Following several disrespectful comments recently regarding my humble abode, it may well be coming to a location very near you in the foreseeable future.
As I've heard so many good reports of Shevvy from yourself personally, I'm considering selling the old methane contaminated Anderson shelter and relocating to Shevvy...........
So be afraid......in fact, if I were you, I'd be very afraid.
In fact, if you were thinking of selling up and moving to Singapore, Now might just be the perfect time.
Ozy I would have thought your white van would have been a bonus thrown in when you sold your des res. on Escape to the Country. It would have been very handy for nipping about in.
Has Mick got a drive I wonder Ozy? You could be the male equivalent of "The Van Lady". I'm sure Mick would be happy to let you use his Gentleman's facilities.
I could let you have some left over Pink emulsion at a very reasonable price if you need to give your new domicile a bit of a spruce up.
Once you get your Aga up and running in Mick's front garden you'll be as snug as a bug in a rug.
I was as snug as a bug in an Anderson shelter until you pair started off about canaries and pulse induced volatile gaseous emissions.
Anyroad, feel free to mock, but when the forthcoming economic meltdown inevitably occurs, and you lot find yourselves out there, freezin' yer sprouts off in the windswept, post apocalyptic wasteland created by an out of control capitalist society, you'll at least be able to take comfort in the knowledge that Ozy will still be there, in front of his AGA, doing his thousand piece baked bean jigsaw puzzle. So go ahead,.. go on,.. mock all you like. Just remember the old adage..He who laughs last,...errm!... ...last laughs...or summat.....
I wonder what GW's up to these days?...
Apologies if I've ruined your entire evening Anne.
By the way, you won't believe the verification code on this one. It consists of five letters. The first one being P. The middle one is N. And the last one is S.......that's right.......its PANTS.
Ozy Ive seen your beat up old van when we met on Wigan lane and you asked me home.

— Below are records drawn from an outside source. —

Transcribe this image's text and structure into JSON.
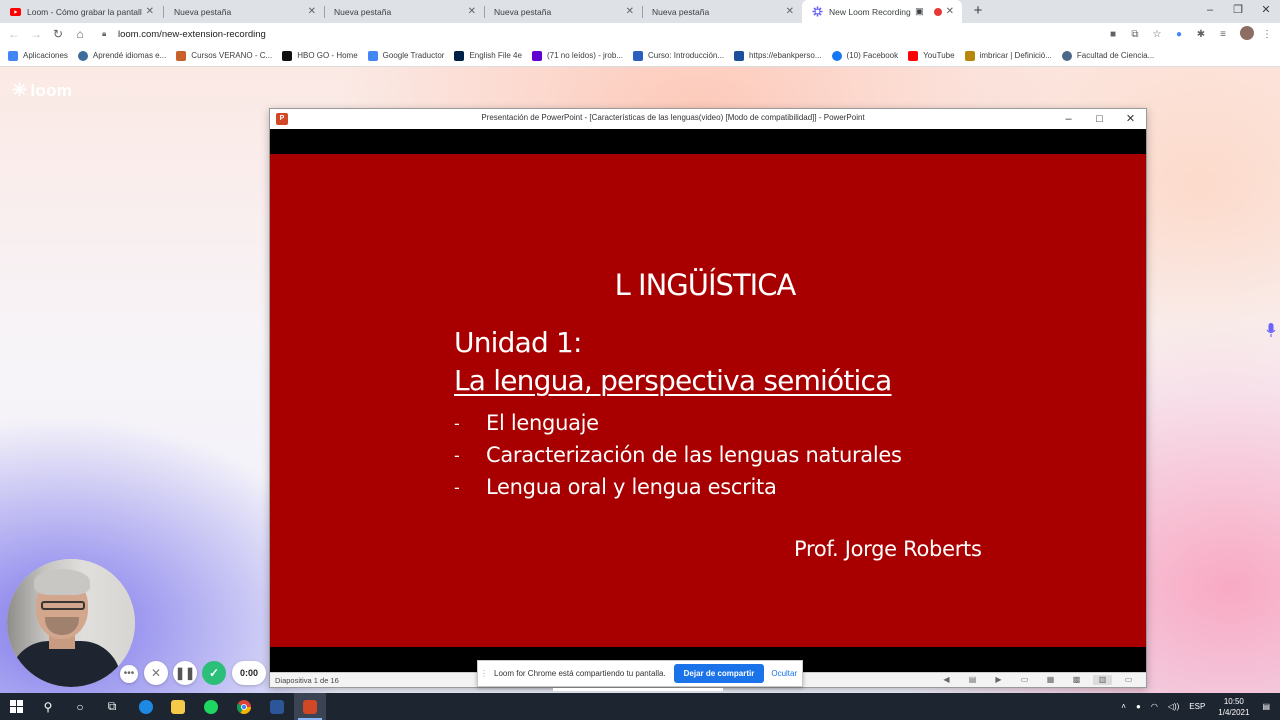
{
  "browser": {
    "tabs": [
      {
        "title": "Loom - Cómo grabar la pantalla",
        "favicon": "youtube-icon",
        "active": false
      },
      {
        "title": "Nueva pestaña",
        "favicon": "",
        "active": false
      },
      {
        "title": "Nueva pestaña",
        "favicon": "",
        "active": false
      },
      {
        "title": "Nueva pestaña",
        "favicon": "",
        "active": false
      },
      {
        "title": "Nueva pestaña",
        "favicon": "",
        "active": false
      },
      {
        "title": "New Loom Recording",
        "favicon": "loom-icon",
        "active": true
      }
    ],
    "new_tab_symbol": "+",
    "url": "loom.com/new-extension-recording",
    "bookmarks": [
      {
        "label": "Aplicaciones",
        "icon": "apps-grid-icon",
        "color": "#4285f4"
      },
      {
        "label": "Aprendé idiomas e...",
        "icon": "language-icon",
        "color": "#3c6e9c"
      },
      {
        "label": "Cursos VERANO - C...",
        "icon": "course-icon",
        "color": "#c8602a"
      },
      {
        "label": "HBO GO - Home",
        "icon": "hbo-icon",
        "color": "#111111"
      },
      {
        "label": "Google Traductor",
        "icon": "translate-icon",
        "color": "#4285f4"
      },
      {
        "label": "English File 4e",
        "icon": "oxford-icon",
        "color": "#002147"
      },
      {
        "label": "(71 no leídos) - jrob...",
        "icon": "yahoo-icon",
        "color": "#6001d2"
      },
      {
        "label": "Curso: Introducción...",
        "icon": "moodle-icon",
        "color": "#2a5fbf"
      },
      {
        "label": "https://ebankperso...",
        "icon": "bank-icon",
        "color": "#1d4f9c"
      },
      {
        "label": "(10) Facebook",
        "icon": "facebook-icon",
        "color": "#1877f2"
      },
      {
        "label": "YouTube",
        "icon": "youtube-icon",
        "color": "#ff0000"
      },
      {
        "label": "imbricar | Definició...",
        "icon": "dictionary-icon",
        "color": "#b8860b"
      },
      {
        "label": "Facultad de Ciencia...",
        "icon": "university-icon",
        "color": "#4b6a8a"
      }
    ]
  },
  "loom": {
    "logo_text": "loom",
    "timer": "0:00",
    "share_banner": {
      "message": "Loom for Chrome está compartiendo tu pantalla.",
      "stop_label": "Dejar de compartir",
      "hide_label": "Ocultar"
    }
  },
  "powerpoint": {
    "window_title": "Presentación de PowerPoint - [Características de las lenguas(video) [Modo de compatibilidad]] - PowerPoint",
    "slide": {
      "title": "L INGÜÍSTICA",
      "unit": "Unidad 1:",
      "subtitle": "La lengua, perspectiva semiótica",
      "bullets": [
        "El lenguaje",
        "Caracterización de las lenguas naturales",
        "Lengua oral y lengua escrita"
      ],
      "bullet_marker": "-",
      "author": "Prof. Jorge Roberts",
      "background_color": "#a80000"
    },
    "status": {
      "slide_counter": "Diapositiva 1 de 16"
    }
  },
  "taskbar": {
    "language": "ESP",
    "time": "10:50",
    "date": "1/4/2021"
  }
}
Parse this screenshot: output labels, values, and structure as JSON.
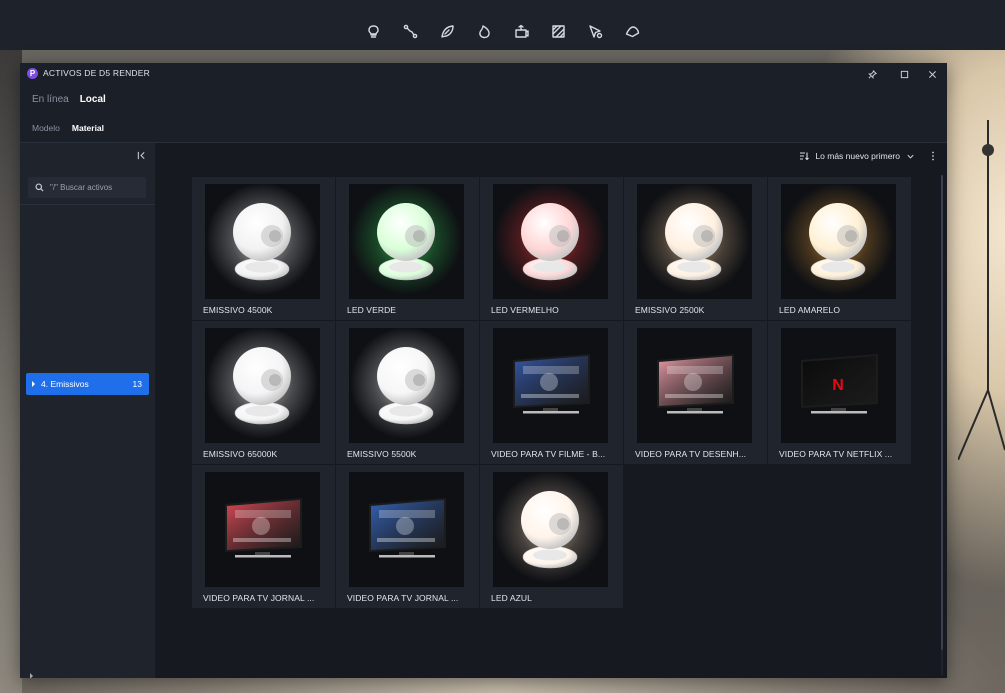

Now steady on there Mick. Don't go giving people the wrong idea. If folk think I live on Wigan lane, they may get the idea that I'm affluent.
Now I wouldn't go quite as far as to describe myself as being effluent, but affluent I most certainly am not.
Apologies once again Anne, but unfortunately this is the time of the evening when us lunatics are allowed to roam freely for a brief period of unbridled humorous discourse. Our carers call it ' the twilight zone '.
If you're easily offended, as would appear to be the case, then you may be well advised to avoid logging on after 2200 GMT.
I would hate to be ungentlemanly Ozy and say it was Veronica wot started it...but it was Veronica wot started it.
Last I heard of GW he was herding chickens over the great Pennine divide, or was it sheep? This time of year he’s probably on the turkey run. Maybe no one as told him that Christmas is cancelled this year.
Funny you should mention GW Dtease, as I was thinking about him only a couple of posts back.
I've actually began, begone, bygone, Oh! bugger this Chilean Merlot,... err,....started writing a new pome entitled "Captain Capon and his nefarious poultry related capers."
This potentially prizewinning odyssey is currently in its first draft, but I optimistically estimate that the completed pullet's egg prizewinning pome will be published on these very pages before 2021.
Watch this space anyway.....
Oh!, by the way Anne, don't bother watching this space, as I'm confident you'll find the content puerile, which, in all honesty, I can confidently predict, it most likely will be.
Ozy, what a load of unbelievable rubbish you have spewed out in the final 4 or so hours of Monday night and early Tues morning. What on earth has most of that drivel got to do with Dennis's photo of a a Robin Reliant. If i were Dennis i would be thinking twice about bothering again.
Blob (?) it's Reliant Robin, not Robin Reliant. You wouldn't say Viva Vauxhall or Cortina Ford, would you?
Correct George i wouldn't, yet i've just seen an advert.............
''For sale,4 Vintage Robin Reliants''.